Prince Harry and Meghan Markle may be residing mainly at Kensington Palace these days, but our favorite royal newlyweds need a weekend country house, too! Reports are circulating, in fact, that they’re building a six-bedroom manor on a property a couple of hours outside London known, of all things, as “Beggar’s Lodge.”
While the royal family won’t confirm or deny these rumors, the timeline is pretty telling. In November, soon after the couple announced their engagement, an unnamed buyer quietly inked a deal to purchase a 13-acre parcel in Gloucestershire. While some run-down farm buildings are currently situated there, floor plans and computer renderings soon surfaced on the West Oxfordshire District Council’s website indicating that these structures will be torn down to make room for these way posher digs.

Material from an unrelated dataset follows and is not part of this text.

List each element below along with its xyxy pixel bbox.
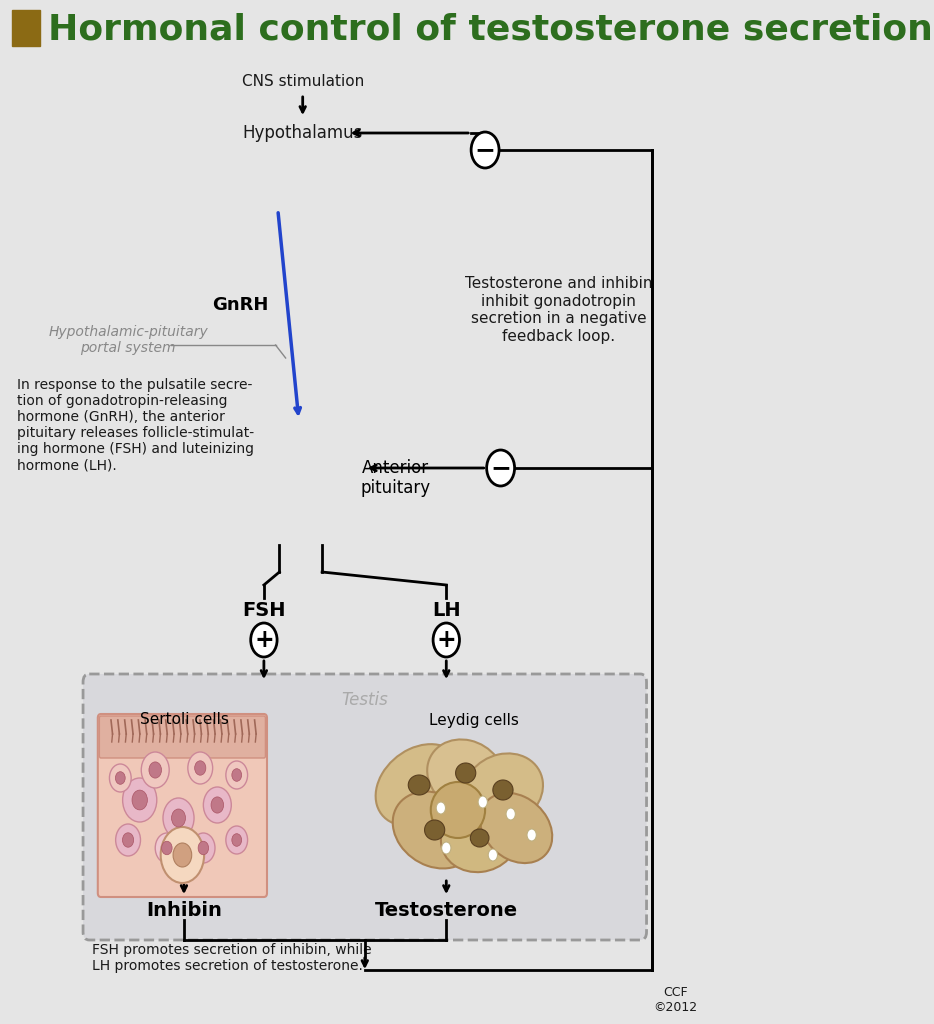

Computer rendering of a place that may be Prince Harry and Meghan Markle’s country home
West Oxfordshire District Council
These floor plans were amended just a day before the royal wedding, with an unnamed source telling the Daily Mail, “The property has been earmarked for a specific couple and the project is shrouded in secrecy, so naturally the assumption in the village is that Meghan and Harry might move in. … The property will take at least a year to build, which would explain why they are renting in the area for that amount of time.”
As for why the area’s called Beggar’s Lodge, that’s anyone’s guess—but it sure is ironic given the scope of the house being built there now.
Will Prince Harry and Meghan Markle live here?
As further evidence that the newlyweds are the masterminds behind this new house, the computer renderings and floor plans certainly seem worthy of royalty. I mean, who else would need three reception rooms, as well as massive staff quarters for butlers, drivers, and security guards?
Located at the end of a 150-yard tree-lined drive, the stone-built estate will also feature a high-tech media room, huge walk-in closet, flagstone terrace, and 150-foot yew topiary. Talk about fancy!
A floor plan fit for royalty
West Oxfordshire District Council
But not everyone approves of these plans in their entirety—starting with the fact that they’ll be demolishing the historical farm buildings currently there, rather than trying to restore or salvage them in some manner.
“Although the new plans and site elevations are impressive and blend with the surrounding area, it is always a concern to lose historical buildings on an old Roman farm such as this,” says Kelly Parks, a broker at Paris Gibson Realty.
Then again, given their main home in Kensington Palace is centuries-old and lacking in many modern amenities (air conditioning, anyone?), perhaps they’re sick of old homes and eager to have something shiny and new.
“Nothing is like having a home built from the ground up, with all the bells and whistles that you can imagine,” says Sheryl English, a luxury real estate agent at eXp Realty in Dallas. “When given the opportunity, many clients love new construction over the process of renovating. The idea that no one has ever even used the toilet in the property makes them giddy.”
So, perhaps we should give the royal couple a pass for wanting to wipe this slate clean and start fresh.
“While it is a shame that they could not have kept something on the property that has historical significance, such as a farm building, and turned it into a guesthouse, it may not have been possible to retain the older structures while trying to build a new home,” says Florida real estate agent Cara Ameer. “It is often easier to just start with a blank canvas versus trying to retrofit existing things into the mix.”
Is their new home more English or American?
Another feature worth noting about this new house is its quintessential “Englishness,” in spite of the fact that Markle is American.
“With Meghan being an American, it is interesting there wasn’t more of a modern or transitional influence incorporated into the plans in some way with regard to the layout of the bedrooms,” observes Ameer. “It is interesting that all of the bedrooms are on the second and third floors with little to no separation, unlike the more American aesthetic of having a split floor plan with a master suite on one side of the home and the rest of the bedrooms located on the other.”
Another cool thing worth noting? “The best feature about the plans is the incorporation of bat and bird boxes on the residence,” says Parks. “I only wish we had those features on plans in the U.S. Bats are so important, and so are homes for them. To add a bat box to a new structure is like a dream come true in my opinion, as a bat conservancy fan.”
Of course, only time will tell whether this place is truly where Harry and Markle will be kicking back. Nonetheless, it sounds like an amazing home—for bats, birds, and royalty.